Schiedsrichter gesucht

Die Weg aus der Wirtschaftskrise führt nur über den offenen Binnenmarkt. Doch der EU-Gipfel zeigte erneut: Brüssel schafft es nicht, die Nationalinteressen zurückzudrängen

Nur eine starke EU-Kommission könnte unparteiisch über Maßnahmen und Nothilfen entscheiden Politiker wollen die heimische Wirtschaft schützen und hoffen, dass Brüssel für den Binnenmarkt sorgt

Kollektives Händeschütteln, Schulterklopfen und Küsschengeben fördert den Realitätsverlust. Nur so ist zu erklären, dass nach dem Sondergipfel am Sonntag alle Teilnehmer verkündeten, es gebe keinen Protektionismus in Europa.

Ratspräsident Topolánek erklärte seinen Streit mit Frankreich gar zu einer Erfindung der Medien. Dabei hatte er sich noch kurz zuvor bitter darüber beschwert, dass Frankreichs Präsident Sarkozy Renault und Citroën nur unterstützen will, wenn mit den 6 Milliarden Euro Arbeitsplätze in Frankreich gesichert werden. Die Werke in Tschechien könnten gerne dichtgemacht werden.

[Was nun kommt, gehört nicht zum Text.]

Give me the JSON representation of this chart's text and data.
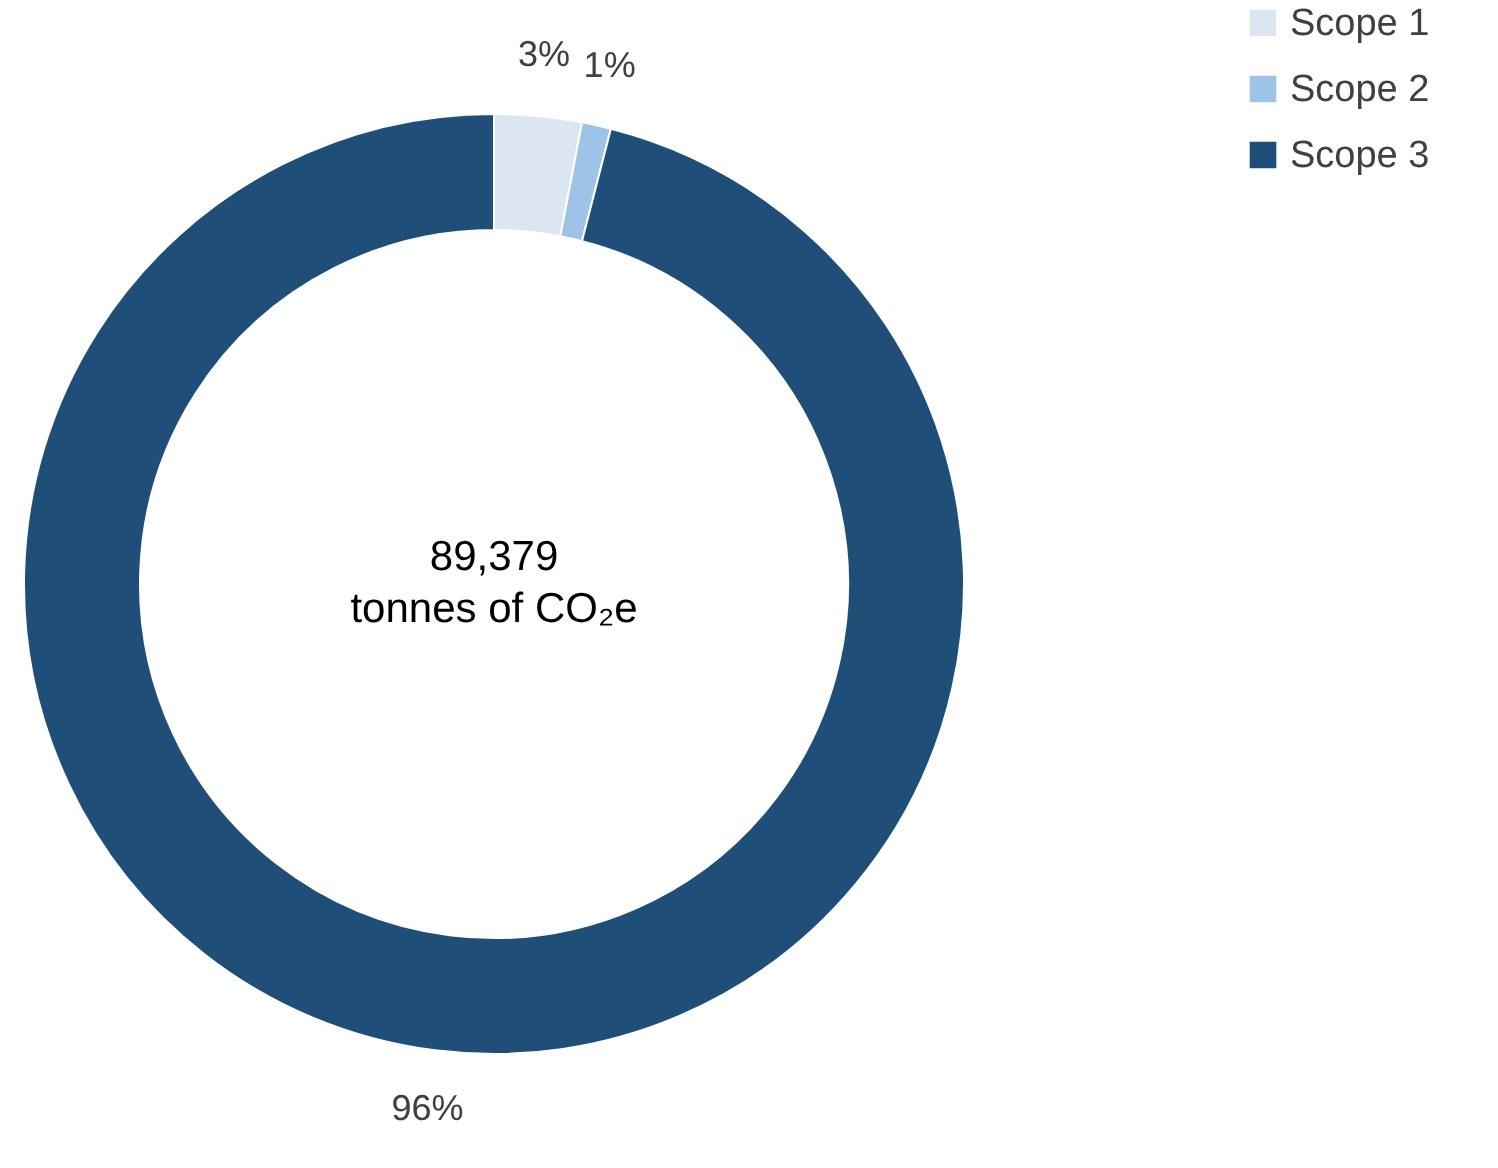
{
  "chart_data": {
    "type": "donut",
    "categories": [
      "Scope 1",
      "Scope 2",
      "Scope 3"
    ],
    "values": [
      3,
      1,
      96
    ],
    "value_labels": [
      "3%",
      "1%",
      "96%"
    ],
    "colors": [
      "#dce6f2",
      "#9dc3e6",
      "#1f4e79"
    ],
    "annotations": [
      "89,379",
      "tonnes of CO₂e"
    ],
    "legend": "right"
  }
}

Natürlich weiß auch der populistische Sprücheklopfer, dass „La Grande Nation“ nicht aus eigener Kraft die Krise überwinden kann. Und auch, dass ein kollabierendes EU-Mitglied Tschechien andere Länder mit in den Strudel ziehen würde. Denn die Volkswirtschaften sind durch Banken- und Firmenzusammenschlüsse, Produktionsketten und nicht zuletzt die Einheitswährung auf Gedeih und Verderb aneinander gebunden. Nur eine starke EU-Kommission könnte unparteiisch entscheiden, welche Maßnahmen für die Gemeinschaft bekömmlich und welche Nothilfen für einzelne Länder unerlässlich sind. Doch Brüssel agiert nicht – es reagiert nur auf Druck aus den Mitgliedsstaaten.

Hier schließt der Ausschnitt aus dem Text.